Yutkunduğumda boğazımı arşınlayan şeyin adı neydi? Her şeyi parçalarken ve bir şey yapamamanın verdiği o aşağılık his benliğimi intihara iterken o duvara bakmayı kesebilmiştim. Derin derin nefesler alırken hemen kendimi toparlamam gerektiğini ve Volkan Amca'yı bir hastaneye götürmem gerektiğinin bilincindeydim.

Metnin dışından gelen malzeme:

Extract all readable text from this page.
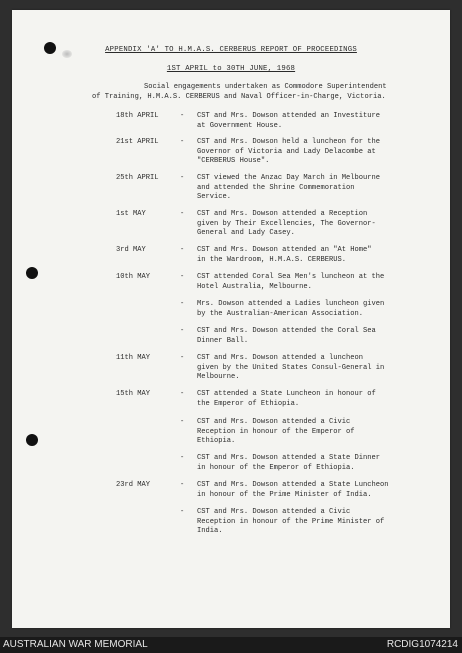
APPENDIX 'A' TO H.M.A.S. CERBERUS REPORT OF PROCEEDINGS
1ST APRIL to 30TH JUNE, 1968
Social engagements undertaken as Commodore Superintendent
of Training, H.M.A.S. CERBERUS and Naval Officer-in-Charge, Victoria.
18th APRIL	- CST and Mrs. Dowson attended an Investiture
at Government House.
21st APRIL	- CST and Mrs. Dowson held a luncheon for the
Governor of Victoria and Lady Delacombe at
"CERBERUS House".
25th APRIL	- CST viewed the Anzac Day March in Melbourne
and attended the Shrine Commemoration
Service.
1st MAY	- CST and Mrs. Dowson attended a Reception
given by Their Excellencies, The Governor-
General and Lady Casey.
3rd MAY	- CST and Mrs. Dowson attended an "At Home"
in the Wardroom, H.M.A.S. CERBERUS.
10th MAY	- CST attended Coral Sea Men's luncheon at the
Hotel Australia, Melbourne.
- Mrs. Dowson attended a Ladies luncheon given
by the Australian-American Association.
- CST and Mrs. Dowson attended the Coral Sea
Dinner Ball.
11th MAY	- CST and Mrs. Dowson attended a luncheon
given by the United States Consul-General in
Melbourne.
15th MAY	- CST attended a State Luncheon in honour of
the Emperor of Ethiopia.
- CST and Mrs. Dowson attended a Civic
Reception in honour of the Emperor of
Ethiopia.
- CST and Mrs. Dowson attended a State Dinner
in honour of the Emperor of Ethiopia.
23rd MAY	- CST and Mrs. Dowson attended a State Luncheon
in honour of the Prime Minister of India.
- CST and Mrs. Dowson attended a Civic
Reception in honour of the Prime Minister of
India.
AUSTRALIAN WAR MEMORIAL	RCDIG1074214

İçimdeki deliliği bir kenara çekmek her ne kadar zor olsa da en azından çabaladım. En sonunda bilincimi kazanınca etraftaki durumu görebilmeye başladım. Her yer parçalara ayrılmıştı. Ayrıca kenarda gerçekten kötü durumda olan biri vardı. Dikkatli bakınca onun Kamber olduğunu fark ettim.
Siktir.
Derin nefesler alıp, yer yer öksürmeye başlayınca gitmiş olduğu bilincini geri kazandığını anladım. Elimle Volkan Amcaya tampon yapmaya devam ederken ona seslendim. "Kamber!" Kamber yüzünü buruşturdu.
Vücudu bir kan birikintisinin üstünde uzanıyordu. Herhangi ağır yaraya sahip olup olmadığından emin değildim. Sırtımdan terler boşalırken bir kez daha seslendim. "Kamber! Ses ver!"

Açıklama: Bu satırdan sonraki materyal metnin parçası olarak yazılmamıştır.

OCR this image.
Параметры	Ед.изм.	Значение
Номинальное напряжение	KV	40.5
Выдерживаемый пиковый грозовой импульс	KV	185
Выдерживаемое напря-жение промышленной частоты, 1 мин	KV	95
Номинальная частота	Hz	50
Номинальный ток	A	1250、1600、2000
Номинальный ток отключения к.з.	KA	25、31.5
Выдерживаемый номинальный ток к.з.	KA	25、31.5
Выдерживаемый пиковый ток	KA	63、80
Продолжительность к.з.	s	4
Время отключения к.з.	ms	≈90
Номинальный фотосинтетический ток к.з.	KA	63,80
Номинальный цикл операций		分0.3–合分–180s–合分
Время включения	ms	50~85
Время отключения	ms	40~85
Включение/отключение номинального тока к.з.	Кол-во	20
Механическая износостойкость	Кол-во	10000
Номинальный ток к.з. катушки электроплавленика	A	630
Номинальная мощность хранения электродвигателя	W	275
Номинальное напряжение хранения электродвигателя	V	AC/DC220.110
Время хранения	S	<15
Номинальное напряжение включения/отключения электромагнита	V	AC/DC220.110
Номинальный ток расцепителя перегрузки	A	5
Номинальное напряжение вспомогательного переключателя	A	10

Gözünü zar zor açtı ve etrafı izledi. Bilincini tam olarak kazanamadığı için beni ve Volkan amcayı fark edemedi. En sonunda ona bağırmamla birlikte irkilerek bana bakabildi. Gördüğü karşısında şok olsa da buna izin vermedim.

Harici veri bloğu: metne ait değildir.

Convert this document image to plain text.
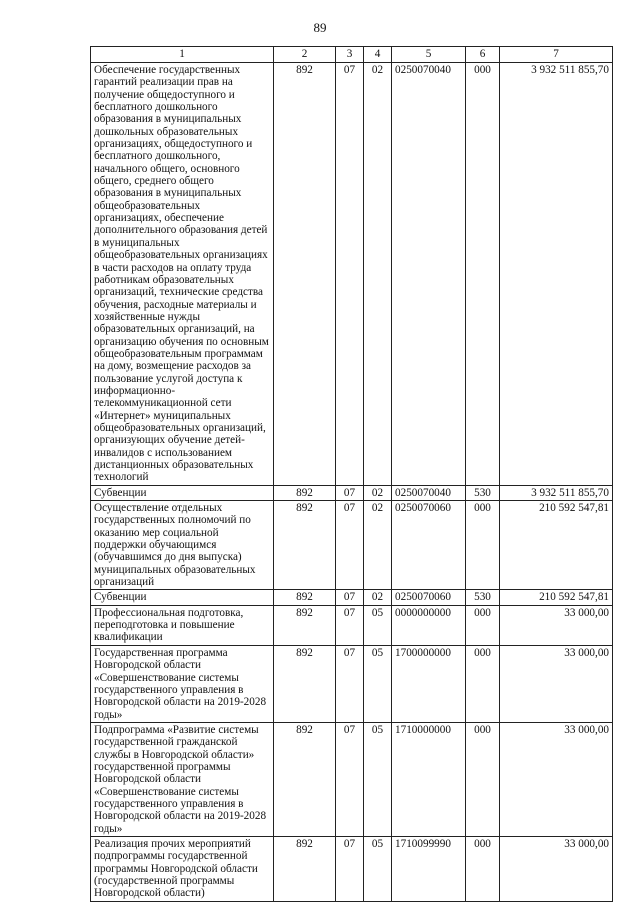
89
1	2	3	4	5	6	7
Обеспечение государственных гарантий реализации прав на получение общедоступного и бесплатного дошкольного образования в муниципальных дошкольных образовательных организациях, общедоступного и бесплатного дошкольного, начального общего, основного общего, среднего общего образования в муниципальных общеобразовательных организациях, обеспечение дополнительного образования детей в муниципальных общеобразовательных организациях в части расходов на оплату труда работникам образовательных организаций, технические средства обучения, расходные материалы и хозяйственные нужды образовательных организаций, на организацию обучения по основным общеобразовательным программам на дому, возмещение расходов за пользование услугой доступа к информационно-телекоммуникационной сети «Интернет» муниципальных общеобразовательных организаций, организующих обучение детей-инвалидов с использованием дистанционных образовательных технологий	892	07	02	0250070040	000	3 932 511 855,70
Субвенции	892	07	02	0250070040	530	3 932 511 855,70
Осуществление отдельных государственных полномочий по оказанию мер социальной поддержки обучающимся (обучавшимся до дня выпуска) муниципальных образовательных организаций	892	07	02	0250070060	000	210 592 547,81
Субвенции	892	07	02	0250070060	530	210 592 547,81
Профессиональная подготовка, переподготовка и повышение квалификации	892	07	05	0000000000	000	33 000,00
Государственная программа Новгородской области «Совершенствование системы государственного управления в Новгородской области на 2019-2028 годы»	892	07	05	1700000000	000	33 000,00
Подпрограмма «Развитие системы государственной гражданской службы в Новгородской области» государственной программы Новгородской области «Совершенствование системы государственного управления в Новгородской области на 2019-2028 годы»	892	07	05	1710000000	000	33 000,00
Реализация прочих мероприятий подпрограммы государственной программы Новгородской области (государственной программы Новгородской области)	892	07	05	1710099990	000	33 000,00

"Kendine gel! Ayağa kalkabilir misin?! Kamber!" Birkaç kere daha öksürdü. Ona bakarken sabrımın benliğimi zorladığını, içerde bir yerde sesin bana, "Durma!" diye bağırdığını hissettim. O sese, "Kes sesini!" diye cevap versem de artık durduramayacağımı biliyordum.
Kamber tek kolunu kanlı parkeye yaslayarak hafifçe doğrulduğunda üstünden kanların damladığını daha net görebildim. Onunla birlikte ben de yüzümü buruştururken mırıldandım. "Volkan amca iyi değil. Bana yardım edebilir misin? En azından dış kapıyı aç."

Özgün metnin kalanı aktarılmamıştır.